Colorado River gathering kicks off with rhetoric, concerns over river’s future

LAS VEGAS — About 1,400 people from every corner of the Colorado River Basin flocked to the palm tree-lined Caesars Palace casino in Las Vegas this week thirsty for insights into the stalled negotiations over the future management of the river.

New insights, however, were sparse as of Tuesday morning.

The highly anticipated Colorado River Water Users Association conference is the largest river gathering of the year. It’s a meet up where federal and state officials like to make big announcements about the water supply for 40 million people, and when farmers, tribal nations, city water managers, industrial representatives and environmental groups can swap strategies in hallway chats.

The meetings started Tuesday morning before the conference officially kicked off. Officials from basin states, including Colorado, set the tone by digging into their oft-repeated rhetoric about the worrisome conditions in the basin, impacts in their own states and conservation efforts. Conference-goers pushed state leaders for more transparency and progress in the discussions over the river’s future.

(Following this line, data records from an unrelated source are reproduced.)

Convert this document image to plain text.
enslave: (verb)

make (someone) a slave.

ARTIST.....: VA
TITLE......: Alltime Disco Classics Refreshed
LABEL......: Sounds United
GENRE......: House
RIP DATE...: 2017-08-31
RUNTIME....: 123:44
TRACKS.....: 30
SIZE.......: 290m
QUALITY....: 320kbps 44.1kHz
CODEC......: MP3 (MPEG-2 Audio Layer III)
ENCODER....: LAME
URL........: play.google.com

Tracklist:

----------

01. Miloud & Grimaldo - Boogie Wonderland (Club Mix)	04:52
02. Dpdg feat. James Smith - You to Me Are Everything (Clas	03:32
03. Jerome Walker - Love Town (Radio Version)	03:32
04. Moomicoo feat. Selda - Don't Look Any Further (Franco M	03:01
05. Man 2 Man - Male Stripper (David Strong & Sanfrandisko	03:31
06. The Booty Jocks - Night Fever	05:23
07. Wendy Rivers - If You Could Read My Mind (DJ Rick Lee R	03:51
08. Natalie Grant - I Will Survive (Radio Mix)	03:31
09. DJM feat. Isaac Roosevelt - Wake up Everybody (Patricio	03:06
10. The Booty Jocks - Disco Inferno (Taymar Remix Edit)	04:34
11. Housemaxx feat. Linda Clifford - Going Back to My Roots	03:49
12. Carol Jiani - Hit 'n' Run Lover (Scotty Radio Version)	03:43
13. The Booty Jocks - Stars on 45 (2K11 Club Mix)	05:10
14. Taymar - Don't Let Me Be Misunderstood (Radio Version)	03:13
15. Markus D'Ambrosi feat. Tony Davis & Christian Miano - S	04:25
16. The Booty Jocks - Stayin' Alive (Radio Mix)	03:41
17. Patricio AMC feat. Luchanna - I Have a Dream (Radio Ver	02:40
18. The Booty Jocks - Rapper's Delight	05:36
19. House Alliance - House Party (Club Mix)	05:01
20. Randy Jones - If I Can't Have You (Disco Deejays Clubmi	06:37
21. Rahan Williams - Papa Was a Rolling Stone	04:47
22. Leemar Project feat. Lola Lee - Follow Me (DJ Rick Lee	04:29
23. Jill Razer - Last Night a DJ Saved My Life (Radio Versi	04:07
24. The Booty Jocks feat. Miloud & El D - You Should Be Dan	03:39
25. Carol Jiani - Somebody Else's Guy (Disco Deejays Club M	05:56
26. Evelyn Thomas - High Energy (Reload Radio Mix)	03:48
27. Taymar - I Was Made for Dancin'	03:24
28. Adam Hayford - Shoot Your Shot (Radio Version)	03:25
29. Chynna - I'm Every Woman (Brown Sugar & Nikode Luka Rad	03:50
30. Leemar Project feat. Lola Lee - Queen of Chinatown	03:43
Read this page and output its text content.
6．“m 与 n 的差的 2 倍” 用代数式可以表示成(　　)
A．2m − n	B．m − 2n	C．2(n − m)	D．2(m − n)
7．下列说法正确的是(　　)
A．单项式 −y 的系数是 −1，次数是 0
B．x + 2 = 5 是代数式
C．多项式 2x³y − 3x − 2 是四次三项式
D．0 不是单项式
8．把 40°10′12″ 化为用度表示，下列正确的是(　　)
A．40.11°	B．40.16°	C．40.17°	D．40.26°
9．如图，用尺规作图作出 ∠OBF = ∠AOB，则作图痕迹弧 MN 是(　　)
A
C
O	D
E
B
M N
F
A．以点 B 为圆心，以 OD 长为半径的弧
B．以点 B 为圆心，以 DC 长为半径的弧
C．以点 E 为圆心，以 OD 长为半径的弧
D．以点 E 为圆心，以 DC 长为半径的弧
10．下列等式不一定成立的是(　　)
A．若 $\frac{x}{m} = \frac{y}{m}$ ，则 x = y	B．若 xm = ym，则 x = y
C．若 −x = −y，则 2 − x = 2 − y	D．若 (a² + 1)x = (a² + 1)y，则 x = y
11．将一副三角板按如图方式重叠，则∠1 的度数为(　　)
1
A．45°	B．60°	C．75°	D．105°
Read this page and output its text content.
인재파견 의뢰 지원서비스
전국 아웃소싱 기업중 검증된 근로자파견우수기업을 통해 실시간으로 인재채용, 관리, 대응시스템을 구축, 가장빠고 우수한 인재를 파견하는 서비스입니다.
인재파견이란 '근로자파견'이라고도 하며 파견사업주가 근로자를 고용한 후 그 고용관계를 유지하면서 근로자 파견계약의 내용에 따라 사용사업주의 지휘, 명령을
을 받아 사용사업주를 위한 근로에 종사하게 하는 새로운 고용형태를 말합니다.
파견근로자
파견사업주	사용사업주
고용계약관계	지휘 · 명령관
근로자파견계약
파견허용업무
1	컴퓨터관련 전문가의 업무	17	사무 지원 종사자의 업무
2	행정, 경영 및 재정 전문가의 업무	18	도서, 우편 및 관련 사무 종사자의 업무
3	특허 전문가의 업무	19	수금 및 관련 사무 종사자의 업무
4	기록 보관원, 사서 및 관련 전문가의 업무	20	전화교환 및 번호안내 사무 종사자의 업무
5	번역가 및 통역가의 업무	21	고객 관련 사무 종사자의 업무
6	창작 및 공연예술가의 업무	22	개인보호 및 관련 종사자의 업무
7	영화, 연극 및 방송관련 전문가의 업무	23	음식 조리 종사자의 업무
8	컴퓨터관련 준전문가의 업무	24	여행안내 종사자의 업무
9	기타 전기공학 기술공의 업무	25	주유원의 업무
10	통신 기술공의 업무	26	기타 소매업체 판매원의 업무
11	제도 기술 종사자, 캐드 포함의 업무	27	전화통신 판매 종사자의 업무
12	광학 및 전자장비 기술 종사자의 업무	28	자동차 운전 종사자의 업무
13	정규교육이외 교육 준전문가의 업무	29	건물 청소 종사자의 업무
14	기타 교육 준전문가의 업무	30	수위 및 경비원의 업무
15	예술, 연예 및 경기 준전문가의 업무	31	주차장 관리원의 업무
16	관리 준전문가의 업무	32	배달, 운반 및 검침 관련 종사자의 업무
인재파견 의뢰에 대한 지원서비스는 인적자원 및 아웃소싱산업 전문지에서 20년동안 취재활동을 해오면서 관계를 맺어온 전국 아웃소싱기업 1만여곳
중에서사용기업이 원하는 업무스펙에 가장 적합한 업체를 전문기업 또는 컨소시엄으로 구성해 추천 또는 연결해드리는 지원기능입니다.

The basin’s main reservoirs, lakes Mead and Powell, have fallen to historic lows despite pouring state and federal dollars into broad conservation efforts, said Commissioner Becky Mitchell, Colorado’s governor-appointed negotiator on Colorado River issues.

“We’re in a precarious time because none of that is enough,” Mitchell told hundreds of audience members during an Upper Colorado River Commission meeting Tuesday. “It has not been enough.”

As the river’s water supply is strained by a 26-year drought and human demands, officials are trying to replace an expiring agreement from 2007, which manages how Mead and Powell capture water from upstream states and release it downstream for water users in Arizona, California, Nevada and Mexico.

The Department of the Interior is managing the effort, dubbed the post-2026 process, but deciding new rules is simpler said than done: Basin officials will have to address a changing climate and decide on painful water cuts going forward.

The Interior Department has given the seven basin states until Feb. 14 to reach a consensus. If they can agree, the feds will use the states’ proposal to manage the basin’s reservoirs. If not, the federal officials will decide what to do.

Officials from the Upper Basin states — Colorado, New Mexico, Utah and Wyoming — did not share examples of progress in the post-2026 negotiations. They said the basin’s water cycle, not its legal issues, are the main problem.

“It’s not political positions. It’s not legal interpretations,” Brandon Gebhart, Wyoming’s top negotiator, said. “It’s the hydrology of the entire basin.”

Others, including some of the 30 tribes in the basin, saw it differently. Some tribal representatives called for more transparency. Others said they couldn’t support a plan that is geared toward sending water to downstream states.

A basin divided by a Rome-inspired wall

Relationships between upstream states and Lower Basin states — Arizona, California and Nevada — have been strained since the post-2026 effort kicked into gear in 2022 and 2023.

He lauded California’s “massive” and expensive efforts to address the river’s shrinking supply while still growing the state’s economy and agriculture industry.

California has cut its water use to 3.76 million acre-feet, the lowest it has been since 1949, state officials said. It has a proposed plan to conserve 440,000 acre-feet of river water per year.

One acre-foot roughly equals the annual water use of two to three households.

“We hear lots of applause lines from our friends next door, and we encourage them to take some examples from what California has been able to put together,” Hamby said. “We must all live with the resources we have, not the ones that we wish for.”

While the states might be divided in water politics, conference attendees like Ken Curtis of Colorado moved between the rooms to hear each group’s discussion.

“We appear to be talking past each other,” said Curtis, the general manager of the Dolores Water Conservancy District in southwestern Colorado.

Some water managers from central Utah said they were already looking beyond the current negotiations to the next few decades. The basin’s challenges don’t end next fall — this is just a speed bump in a long future ahead, they said.

Others were waiting for updates from federal officials, scheduled for Wednesday. The Department of the Interior is set to release a highly anticipated look at different options for how to manage the basin around the end of the year.

Curtis said he is at the conference mainly to learn how other states were grappling with the tough water conditions and to get more insight into the negotiations beyond what’s in the media, he said.

“Squeezing it [water] out of the Upper Basin isn’t going to make enough water for the Lower Basin demands,” Curtis said. “And that may be a biased view, obviously, so I’m trying to get a little bit beyond my own biases.”